I think you have to copy at first. I copied all the guitarists I could find, but by the age of 18, I decided I wanted to sound like me. I still copy pianists, pipers, fiddlers, pedal steel players
3) What have you sought to accomplish musically, but thus far have not?
Probably a longer form. Songs are one discipline, you have to get things expressed in a few verses, and I enjoy that challenge. I've started a few longer pieces, musical plays, or song cycles, but I've never got it quite right. That's what I'd like to achieve at some point.
4) Since Teddy and Kamila are now both in the business, do you find yourself giving them navigational advice on how to survive in "the shark filled sea"?
They're both pretty savvy, especially Teddy. I think musicians entering the business now are much more aware of contracts, percentages, all that stuff that we got stitched up on. I'm probably more use as a musical soundboard, but I'm ready and willing to provide all sorts of advice, if needed. hello? anyone there?
5) Your new album, Sweet Warrior, is due in stores the end of May.
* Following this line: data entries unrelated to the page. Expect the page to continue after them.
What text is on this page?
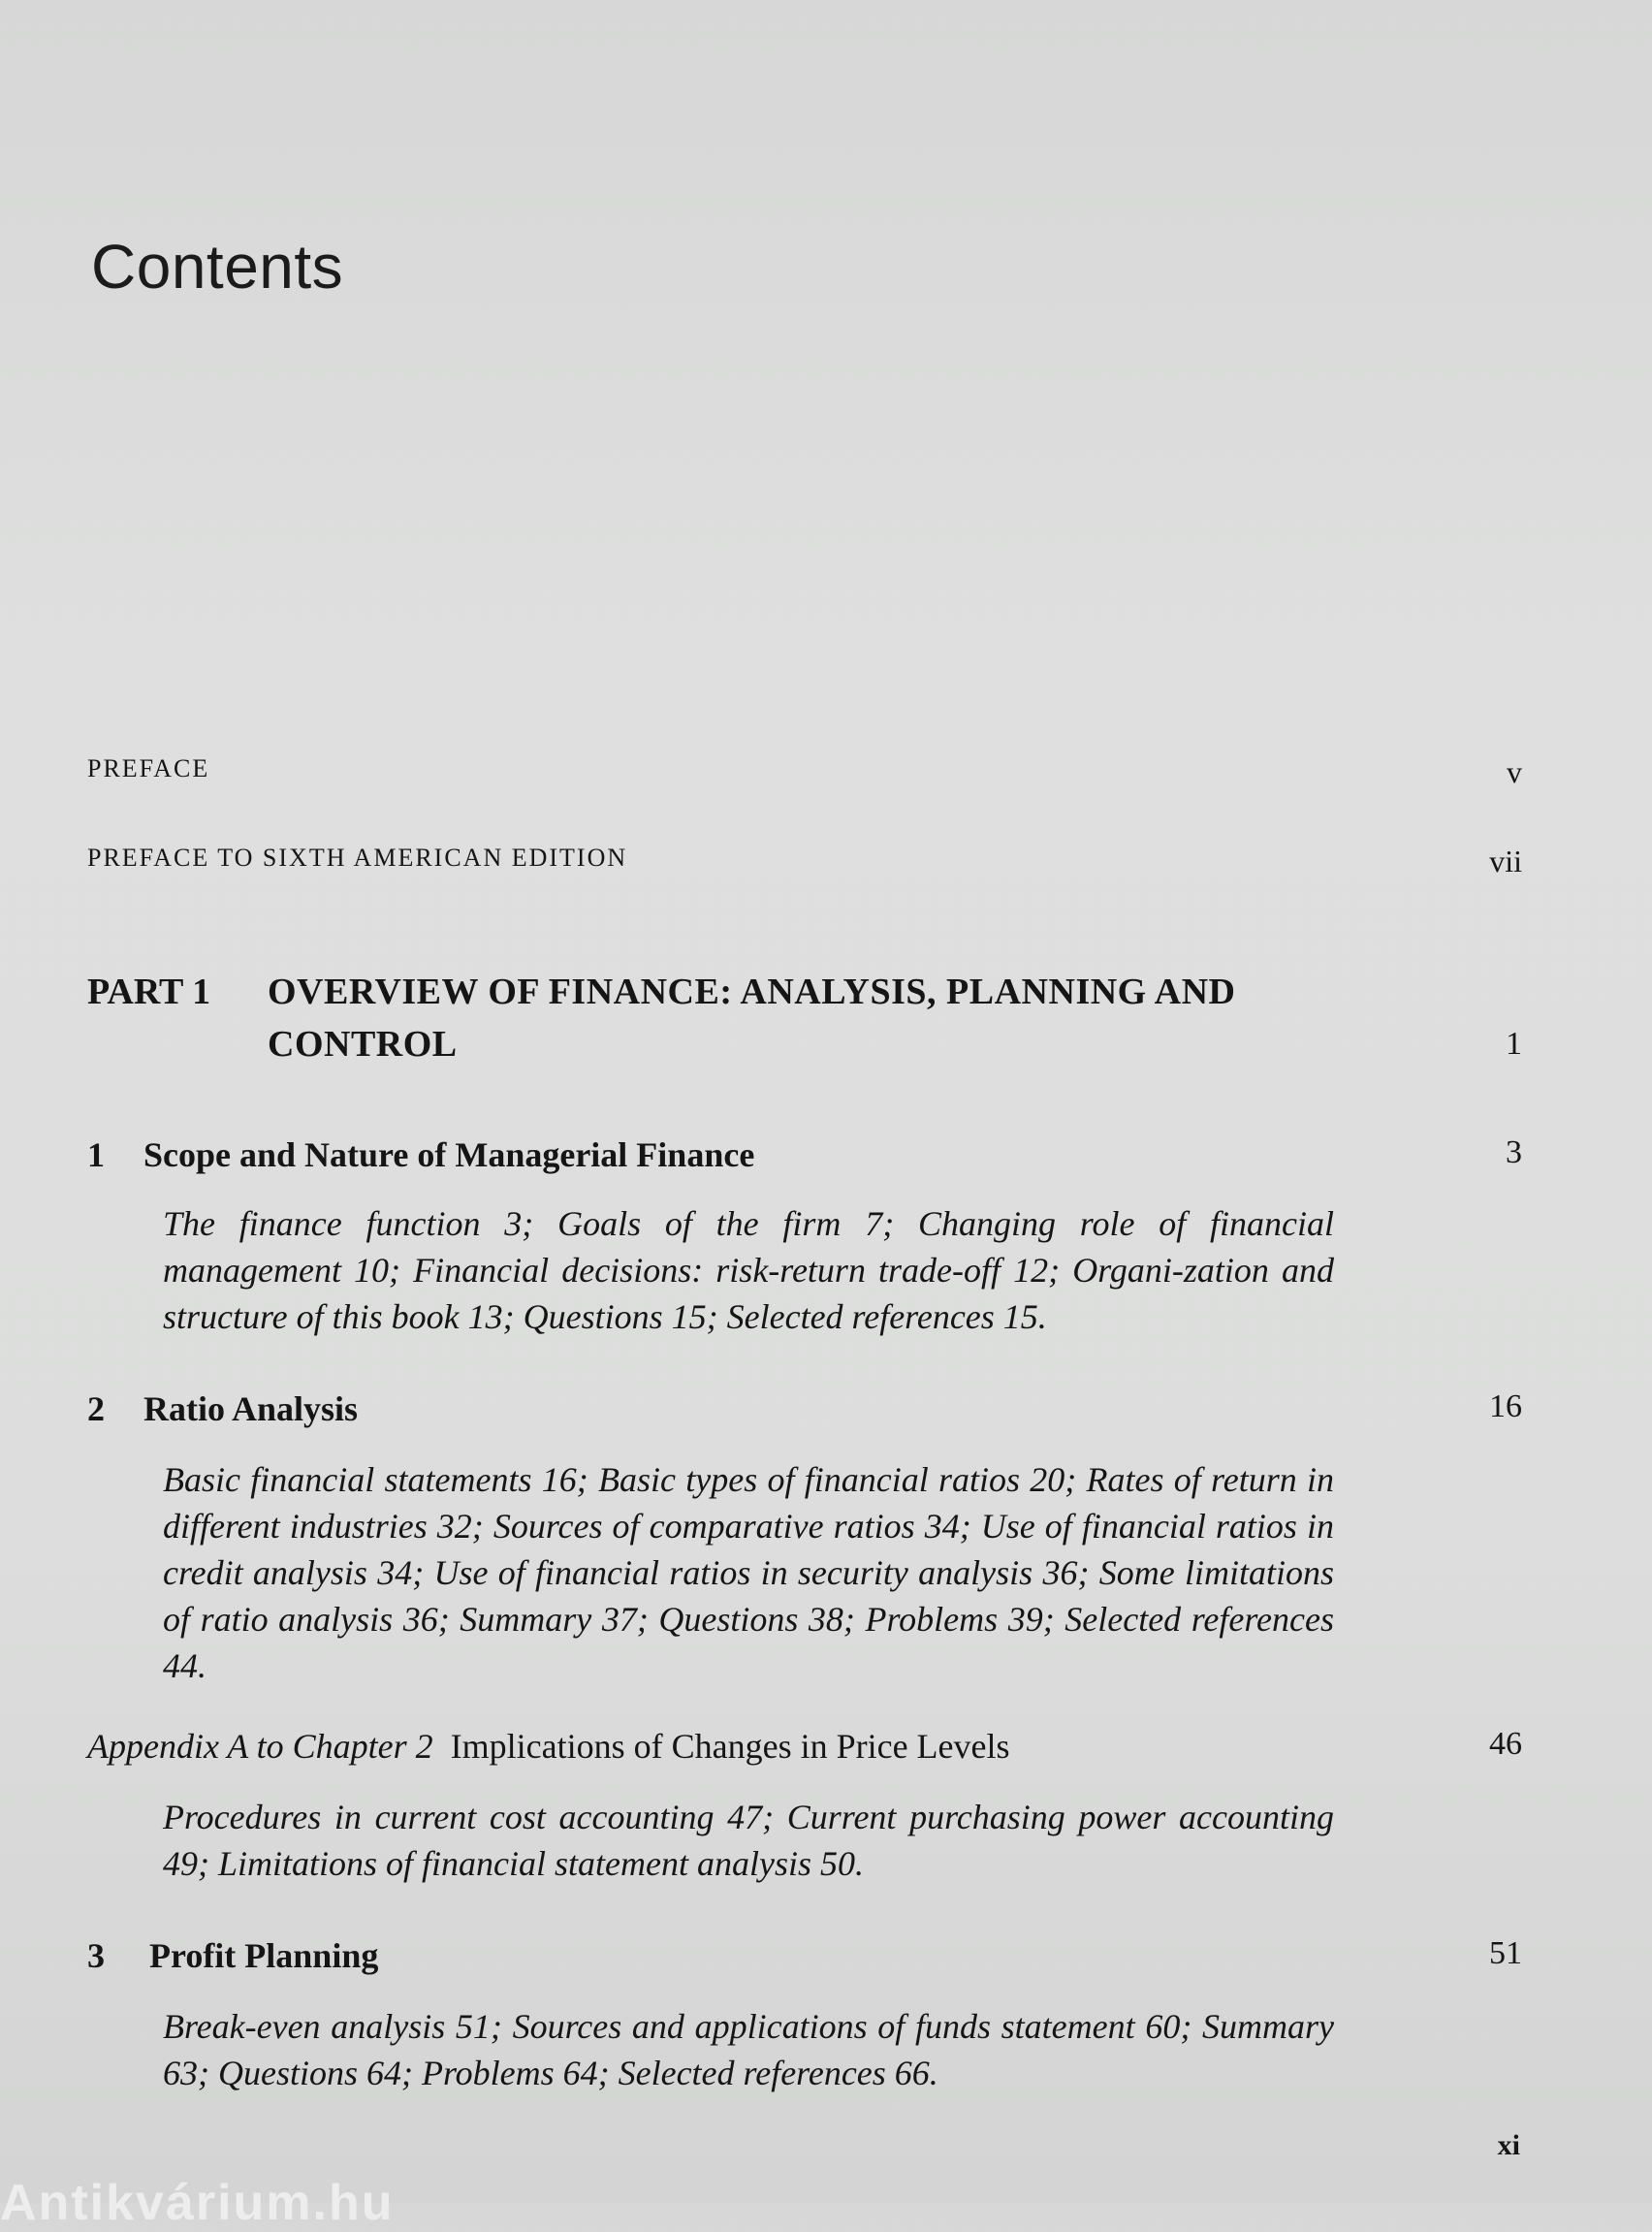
Contents
PREFACE	v
PREFACE TO SIXTH AMERICAN EDITION	vii
PART 1 OVERVIEW OF FINANCE: ANALYSIS, PLANNING AND CONTROL	1
1 Scope and Nature of Managerial Finance	3
The finance function 3; Goals of the firm 7; Changing role of financial management 10; Financial decisions: risk-return trade-off 12; Organi-zation and structure of this book 13; Questions 15; Selected references 15.
2 Ratio Analysis	16
Basic financial statements 16; Basic types of financial ratios 20; Rates of return in different industries 32; Sources of comparative ratios 34; Use of financial ratios in credit analysis 34; Use of financial ratios in security analysis 36; Some limitations of ratio analysis 36; Summary 37; Questions 38; Problems 39; Selected references 44.
Appendix A to Chapter 2 Implications of Changes in Price Levels	46
Procedures in current cost accounting 47; Current purchasing power accounting 49; Limitations of financial statement analysis 50.
3 Profit Planning	51
Break-even analysis 51; Sources and applications of funds statement 60; Summary 63; Questions 64; Problems 64; Selected references 66.
xi
Antikvárium.hu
The next few questions will focus around the album.
Guns are the Tongues - what can you share about this song?
This was a tough song to arrange. To properly set the scene, it requires 4 verses before releasing into a chorus. This is hard on the listener, so we had to build slowly, adding various elements a little at a time. Thematically, it is set in a world of political turmoil, but is not a political song. It's a song about human relations, and what people do to each other and expect from each other.
6) When the Sweet Warrior song titles were posted on the RT Internet Discussion List, someone posed the hypothetical that Francesca could be about the character from Dante's Inferno. Credible comparison?
No. it's not. The name Francesca means freedom, liberty. That's what's at stake in the song.